Growing workload, hampered recovery and rising inflation
The global economy will enter 2022 in a weaker position than expected. As the new variant of COVID-19, Omicron, spreads, countries are once again restricting travel. Due to rising energy prices and supply disruptions, inflation is higher and wider than expected, especially in the United States and many emerging market and developing economies. Growth prospects were also overshadowed by a slowdown in China’s real estate sector and a slower-than-expected recovery in private consumption.
Global growth is expected to decline from 5.9% in 2021 to 4.4% in 2022, half a percentage point lower than forecast in the October Economic Outlook (WEO), mainly due to a downward revision in forecasts for two largest economies. When the assumptions are revised to remove the “Best Back Better” fiscal package from the base case and include an early withdrawal of monetary support and a persistent supply gap, US growth prospects will deteriorate by 1.2 percentage points. In China, disruptions related to the zero-tolerance policy against COVID-19 and lingering financial difficulties in the real estate development sector led to a downward revision of 0.8 percentage points. Global growth is expected to slow to 3.8% in 2023. If this figure is 0.2 percentage points higher than previous forecasts, then this is largely due to the recovery, which will mechanically take hold after the second half of 2022 g. growth. The forecast is based on an improvement in the health situation in most countries by the end of 2022, i.e. an increase in the level of vaccination worldwide and an increase in the effectiveness of treatment.
High inflation is expected to persist longer than the October World Economic Outlook projected as supply chain disruptions and high energy prices are expected to persist into 2022. a decrease in demand in 2022 and the entry into force of monetary policy in the leading countries of the world.
Risks associated with the global benchmark are skewed to the downside. The emergence of new variants of COVID-19 could prolong the pandemic and cause further economic disruption. In addition, supply disruptions, energy price volatility and local pressure on wages are driving high inflation and policy uncertainty. Raising policy rates in advanced economies could jeopardize financial stability and pose risks to capital flows, currencies, and public finances in emerging market and developing economies, especially as debt levels have risen significantly over the past two years. Other global risks could emerge as geopolitical tensions remain high and, given the climate emergency, the likelihood of major natural disasters remains very high.

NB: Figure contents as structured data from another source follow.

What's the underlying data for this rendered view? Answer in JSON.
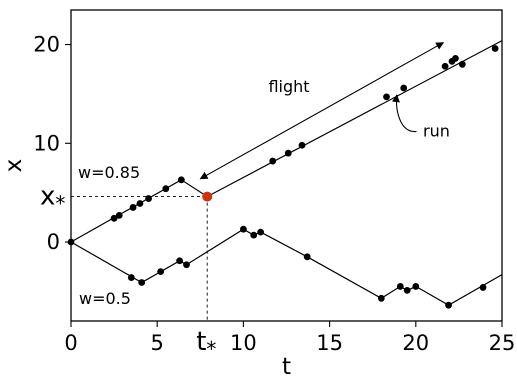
{
  "chart_data": {
    "type": "line",
    "xlabel": "t",
    "ylabel": "x",
    "xlim": [
      0,
      25
    ],
    "ylim": [
      -8,
      23.5
    ],
    "xticks": [
      0,
      5,
      10,
      15,
      20,
      25
    ],
    "yticks": [
      0,
      10,
      20
    ],
    "grid": false,
    "series": [
      {
        "name": "w=0.85",
        "label_position": "upper-left",
        "line": [
          [
            0,
            0
          ],
          [
            6.4,
            6.3
          ],
          [
            7.9,
            4.6
          ],
          [
            25,
            20.4
          ]
        ],
        "points": [
          [
            2.5,
            2.4
          ],
          [
            2.8,
            2.7
          ],
          [
            3.6,
            3.5
          ],
          [
            4.0,
            3.9
          ],
          [
            4.5,
            4.4
          ],
          [
            5.5,
            5.4
          ],
          [
            6.4,
            6.3
          ],
          [
            11.7,
            8.2
          ],
          [
            12.6,
            9.0
          ],
          [
            13.4,
            9.8
          ],
          [
            18.3,
            14.7
          ],
          [
            19.3,
            15.6
          ],
          [
            21.7,
            17.8
          ],
          [
            22.1,
            18.3
          ],
          [
            22.3,
            18.6
          ],
          [
            22.7,
            18.0
          ],
          [
            24.6,
            19.6
          ]
        ]
      },
      {
        "name": "w=0.5",
        "label_position": "lower-left",
        "line": [
          [
            0,
            0
          ],
          [
            4.1,
            -4.1
          ],
          [
            6.3,
            -1.9
          ],
          [
            6.7,
            -2.3
          ],
          [
            10.0,
            1.3
          ],
          [
            10.6,
            0.7
          ],
          [
            11.0,
            1.0
          ],
          [
            13.7,
            -1.5
          ],
          [
            18.0,
            -5.7
          ],
          [
            19.1,
            -4.5
          ],
          [
            19.5,
            -4.9
          ],
          [
            20.0,
            -4.5
          ],
          [
            21.9,
            -6.4
          ],
          [
            25,
            -3.3
          ]
        ],
        "points": [
          [
            0,
            0
          ],
          [
            3.5,
            -3.6
          ],
          [
            4.1,
            -4.1
          ],
          [
            5.2,
            -3.0
          ],
          [
            6.3,
            -1.9
          ],
          [
            6.7,
            -2.3
          ],
          [
            10.0,
            1.3
          ],
          [
            10.6,
            0.7
          ],
          [
            11.0,
            1.0
          ],
          [
            13.7,
            -1.5
          ],
          [
            18.0,
            -5.7
          ],
          [
            19.1,
            -4.5
          ],
          [
            19.5,
            -4.9
          ],
          [
            20.0,
            -4.5
          ],
          [
            21.9,
            -6.4
          ],
          [
            23.9,
            -4.6
          ]
        ]
      }
    ],
    "highlight": {
      "t": 7.9,
      "x": 4.6,
      "color": "#cc3311",
      "t_label": "t",
      "x_label": "x",
      "subscript": "*"
    },
    "annotations": {
      "flight_text": "flight",
      "flight_arrow": {
        "from": [
          7.5,
          6.4
        ],
        "to": [
          21.6,
          20.2
        ]
      },
      "run_text": "run",
      "run_text_at": [
        21.2,
        11.2
      ],
      "run_arrow_tip": [
        18.9,
        14.9
      ]
    }
  }
}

Knowing that the pandemic continues to have an impact, an effective global health strategy is needed more than ever. It is critical that all countries have access to vaccines, tests and treatments to reduce the risk of dangerous new variants of COVID-19 emerging. Thus, it is necessary to stimulate production, improve distribution systems in countries and ensure more equitable international distribution. In many countries, governments will need to continue to tighten monetary policy to contain inflationary pressures, while fiscal policy, which has more limited wiggle room than at the start of the pandemic, should focus on health and social spending by giving priority to the most affected. In this regard, international cooperation will be essential to maintain access to liquidity and expedite orderly debt restructuring, if needed. It is critical to invest in climate policy to prevent the catastrophic effects of climate change.